Anyone can manage during good times. But when the economy turns downward, businesses can fail because of poor management. As a manager, what should you do differently during a recession? Here are a few of the basics:

Focus on receivables: In difficult times, business bankruptcies rise. In every case, creditors go unpaid. Typically, unsecured (trade) creditors get stiffed. But some manage to get paid, so make sure you're one of them. Do this by developing a strong relationship with the accounts-payable person on troubled accounts. Also, set limits. Establish requirements. And be sure you don't extend more credit to any single customer than you are financially comfortable with.
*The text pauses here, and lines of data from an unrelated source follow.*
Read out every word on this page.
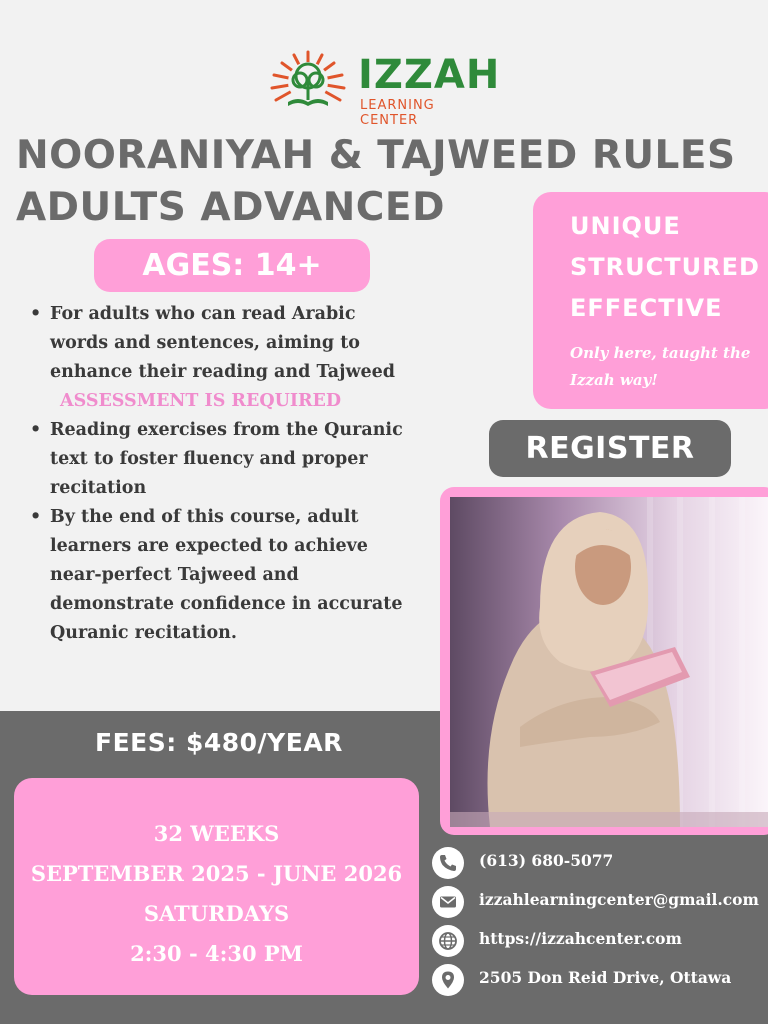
IZZAH
LEARNING CENTER
NOORANIYAH & TAJWEED RULES
ADULTS ADVANCED
AGES: 14+
• For adults who can read Arabic words and sentences, aiming to enhance their reading and Tajweed
ASSESSMENT IS REQUIRED
• Reading exercises from the Quranic text to foster fluency and proper recitation
• By the end of this course, adult learners are expected to achieve near-perfect Tajweed and demonstrate confidence in accurate Quranic recitation.
UNIQUE
STRUCTURED
EFFECTIVE
Only here, taught the Izzah way!
REGISTER
FEES: $480/YEAR
32 WEEKS
SEPTEMBER 2025 - JUNE 2026
SATURDAYS
2:30 - 4:30 PM
(613) 680-5077
izzahlearningcenter@gmail.com
https://izzahcenter.com
2505 Don Reid Drive, Ottawa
Finally, being firm and managing your exposure does not mean treating anyone disrespectfully. Don't make it personal. You don't want to lose a customer forever just because of tough times.
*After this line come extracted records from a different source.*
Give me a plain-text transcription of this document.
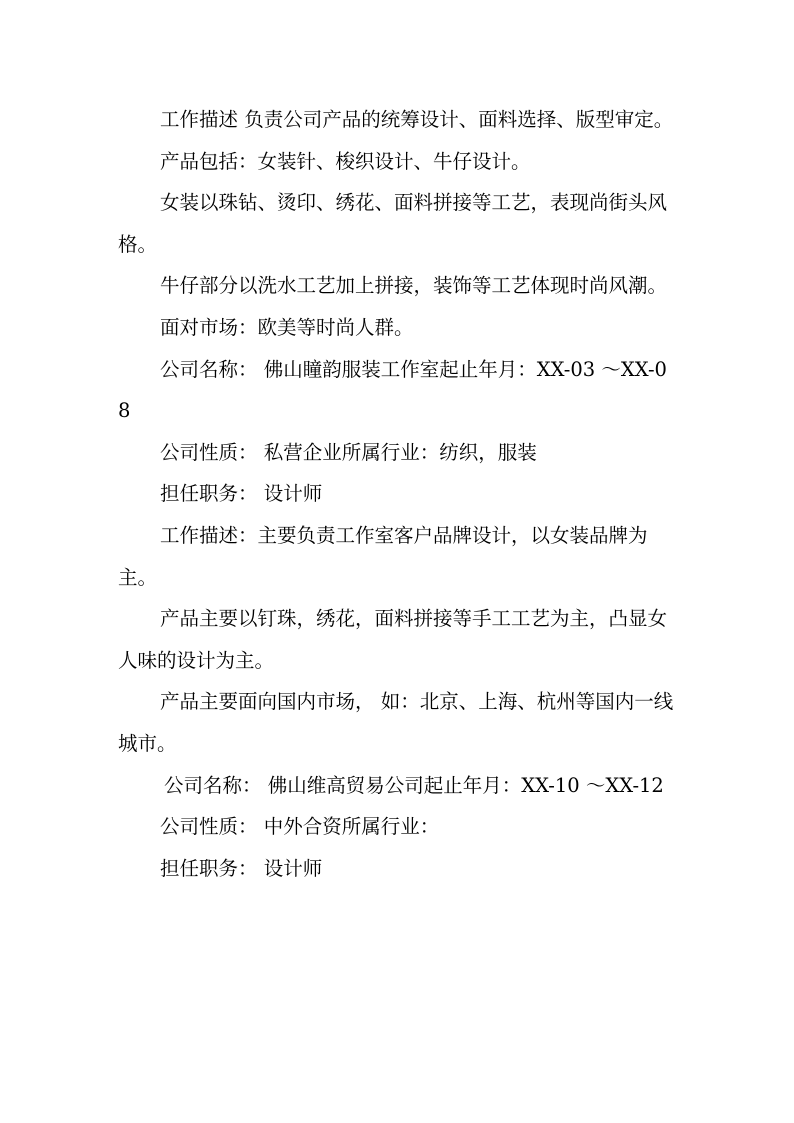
工作描述 负责公司产品的统筹设计、面料选择、版型审定。

产品包括：女装针、梭织设计、牛仔设计。

女装以珠钻、烫印、绣花、面料拼接等工艺，表现尚街头风格。

牛仔部分以洗水工艺加上拼接，装饰等工艺体现时尚风潮。

面对市场：欧美等时尚人群。

公司名称： 佛山瞳韵服装工作室起止年月：XX-03 ～XX-08

公司性质： 私营企业所属行业：纺织，服装

担任职务： 设计师

工作描述：主要负责工作室客户品牌设计，以女装品牌为主。

产品主要以钉珠，绣花，面料拼接等手工工艺为主，凸显女人味的设计为主。

产品主要面向国内市场， 如：北京、上海、杭州等国内一线城市。

公司名称： 佛山维高贸易公司起止年月：XX-10 ～XX-12

公司性质： 中外合资所属行业：

担任职务： 设计师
Postpone unnecessary expenditures: If you are considering spending money on "nice to haves," consider postponing. Especially expenditures that raise your cost base for years to come and are difficult or expensive to reverse. An example would be buying or leasing a larger or nicer facility. You might want to wait until you get a feel for how things will go during the recession before you make a big move that raises your cost base.

Squeeze cash from inventory: Inventory ties up a lot of cash. Good managers need to be good inventory managers, taking care not to over-order or end up with too much that can't be sold. Now might be the time to start reducing inventory stocks and raising cash, especially on slower-moving items.
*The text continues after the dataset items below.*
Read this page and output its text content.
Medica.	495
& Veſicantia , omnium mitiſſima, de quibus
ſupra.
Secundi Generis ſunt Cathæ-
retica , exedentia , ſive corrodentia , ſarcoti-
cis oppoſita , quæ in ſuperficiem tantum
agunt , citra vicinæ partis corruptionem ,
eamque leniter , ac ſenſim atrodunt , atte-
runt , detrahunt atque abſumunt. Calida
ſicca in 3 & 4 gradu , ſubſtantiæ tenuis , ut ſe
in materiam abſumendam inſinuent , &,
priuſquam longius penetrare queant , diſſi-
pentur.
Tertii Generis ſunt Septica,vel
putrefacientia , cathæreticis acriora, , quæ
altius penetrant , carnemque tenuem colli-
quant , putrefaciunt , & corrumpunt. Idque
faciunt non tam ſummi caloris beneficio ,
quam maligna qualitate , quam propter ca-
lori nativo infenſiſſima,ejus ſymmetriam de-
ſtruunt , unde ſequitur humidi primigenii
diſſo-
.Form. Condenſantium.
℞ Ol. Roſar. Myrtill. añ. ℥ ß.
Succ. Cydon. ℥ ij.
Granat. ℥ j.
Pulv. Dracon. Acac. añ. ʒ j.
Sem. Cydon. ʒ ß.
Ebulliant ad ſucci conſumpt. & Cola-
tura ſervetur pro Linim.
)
Sharpen the saw: When sales slow down, you're not as busy, so it's a good time to sharpen the saw. Work on the database. Meet and discuss unresolved issues. Investigate strategic alliances, new initiatives, and new locations. Get out and talk with your customers. It's just like winter: not a time of death, simply a time to shed excess and re-create yourself. Clean up and get in shape and re-emerge as a better, faster, stronger and more beautiful you.

Reduce interest expense: As a broader expansionary cycle grows long in the tooth and recession signs begin to flash, good managers begin paying down debt. Consider using proceeds from selling off excess assets, such as inventory and receivables. But to the extent interest-bearing debt remains, a recession is often the time to refinance. That's because interest rates typically decline during an economic slowdown. If necessary, you also can extend the amortization period (to lower the amount of principal payments). The staff of The Business Owner has been predicting an economic slowdown for a year now. It's here. Could it become a recession, i.e., negative gross domestic product (GDP) growth? Sure could. How long will it last? Well, whether it's a slowdown (lower GDP growth) or a recession, they usually last just a year or two, and we see no reason why this one would be any different. The U.S. economy is incredibly powerful, dynamic and industrious. We believe that the global economy is poised for many years of healthy growth as the benefits of technology, rising literacy rates and lowering barriers to trade drive demand and world GDP. So don't put your head in the sand. Yes, business could get pretty slow for you this year, and possibly next. But good managers know how to take advantage of it.